An important motivation for defining the \(\nu\)-invariant is to investigate
the connectivity of moduli space of \(G_2\)-metrics on \(M\) in the case
where such metrics exist.
I will discuss examples, calculations for the invariant to date and its
relationship to the mapping class groups of spin 7-manifolds. This work is
joint with Johannes Nordström.
Beating and heating planar domains
If you had perfect pitch and listened to a recording of the sounds a drum
made when struck, could you determine the shape of the drum? Phrased more
mathematically, do the eigenvalues of the Dirichlet Laplace operator acting
on smooth functions on a piecewise smooth planar domain \(D\) determine
\(D\) up to isometry? This question was answered in the negative in 1992 by
Carolyn Gordon, David Webb, and Scott Wolpert. Their answer tells us that
these eigenvalues are an incomplete set of geometric invariants, and it is
natural to look for ways to distinguish such non-isometric sound-alike
drums. After introducing some examples of drums that sound alike, we will
examine what we can learn from heating these drums and studying the amount
of heat in them over time. This is joint work with Michiel van den Berg and
Thomas Kappeler.
On Novikov cohomology of cochain complexes
Informally, Novikov cohomology of a cochain complex is the cohomology of a
"completion" of the cochain complex. I will discuss the case of a cochain
complex over a Laurent polynomial ring in finitely many indeterminates, in
which case Novikov cohomology detects certain finiteness properties of the
original cochain complex. Concrete results proved in collaboration with
David Quinn make heavy use of a toric re-interpretation of a known
one-variable result due to Ranicki. I will explain the relevant
constructions in some detail, concentrating on basic ideas and geometric
input.
Holomorphic geometry on compact complex manifolds
I will explain some of the techniques that went into the classification of
various types of holomorphic geometric structure (2nd order ODEs in
particular) on compact Kaehler manifolds.
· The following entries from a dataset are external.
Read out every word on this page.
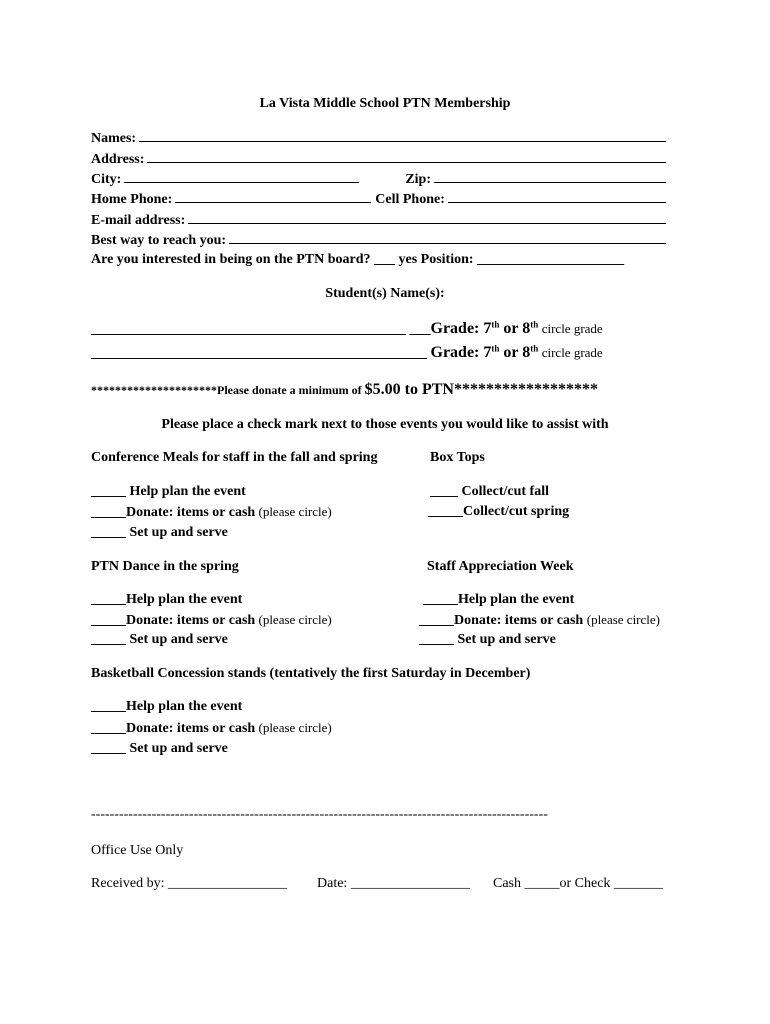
La Vista Middle School PTN Membership
Names:
Address:
City:	Zip:
Home Phone:	Cell Phone:
E-mail address:
Best way to reach you:
Are you interested in being on the PTN board? ___ yes Position: _____________________
Student(s) Name(s):
_____________________________________________ ___Grade: 7th or 8th circle grade
________________________________________________ Grade: 7th or 8th circle grade
*********************Please donate a minimum of $5.00 to PTN******************
Please place a check mark next to those events you would like to assist with
Conference Meals for staff in the fall and spring
_____ Help plan the event
_____Donate: items or cash (please circle)
_____ Set up and serve
Box Tops
____ Collect/cut fall
_____Collect/cut spring
PTN Dance in the spring
_____Help plan the event
_____Donate: items or cash (please circle)
_____ Set up and serve
Staff Appreciation Week
_____Help plan the event
_____Donate: items or cash (please circle)
_____ Set up and serve
Basketball Concession stands (tentatively the first Saturday in December)
_____Help plan the event
_____Donate: items or cash (please circle)
_____ Set up and serve
--------------------------------------------------------------------------------------------------
Office Use Only
Received by: _________________ Date: _________________ Cash _____or Check _______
Two scalar functions define all axi-symmetric transverse tracefree
tensors on flat space
A TT tensor is a symmetric \(3 \times 3\) matrix for which each row is
divergence-free and the tensor is also tracefree. This means that one has 6
independent components satisfying 4 equations. Therefore one expects 2
degrees of freedom per space point. Such TT tensors arise naturally in
several areas in General Relativity. I will show that all axisymmetric TT
tensors on flat space can be constructed from 2 axi-symmetric scalar
potentials.
Manifolds with almost nonnegative curvature operator
The curvature tensor of a Riemannian manifold also gives rise to a symmetric
operator on two-forms, the curvature operator. Closed manifolds admitting
metrics with almost nonnegative curvature operator play an important role in
the emerging theory of collapsing under a lower bound on the curvature
operator. I will discuss constructions of spaces with as well as global
obstructions to this property.
Loop Spaces and Positive Scalar Curvature
Recently, there have been a number of interesting developments
concerning the problem of understanding the space of metrics of positive
scalar curvature on a smooth manifold. In this talk, I will first provide
some background to this problem. I will then discuss a new result which
shows that in the case when the underlying manifold is a sphere of
dimension $n$, where $n$ is at least three but not equal to four, the
space of metrics of positive scalar curvature is weakly homotopy
equivalent to an $n$-fold loop space. This result makes considerable use
of a recent theorem of Botvinnik on concordance and isotopy in the space
of metrics of positive scalar curvature.
Milnor fibres and non-crossing partitions
Each arrangement of hyperplanes in a complex vector space has an associated
fibration whose base space is the once-punctured complex plane and whose
fibre is called the Milnor fibre. In this talk, non-crossing partitions are
used to describe a new triangulated space which can be used to shed new
light on the Milnor fibre when the arrangement arises from a finite
reflection group.
This is joint work with Thomas Brady and Michael Falk (Northern Arizona
University).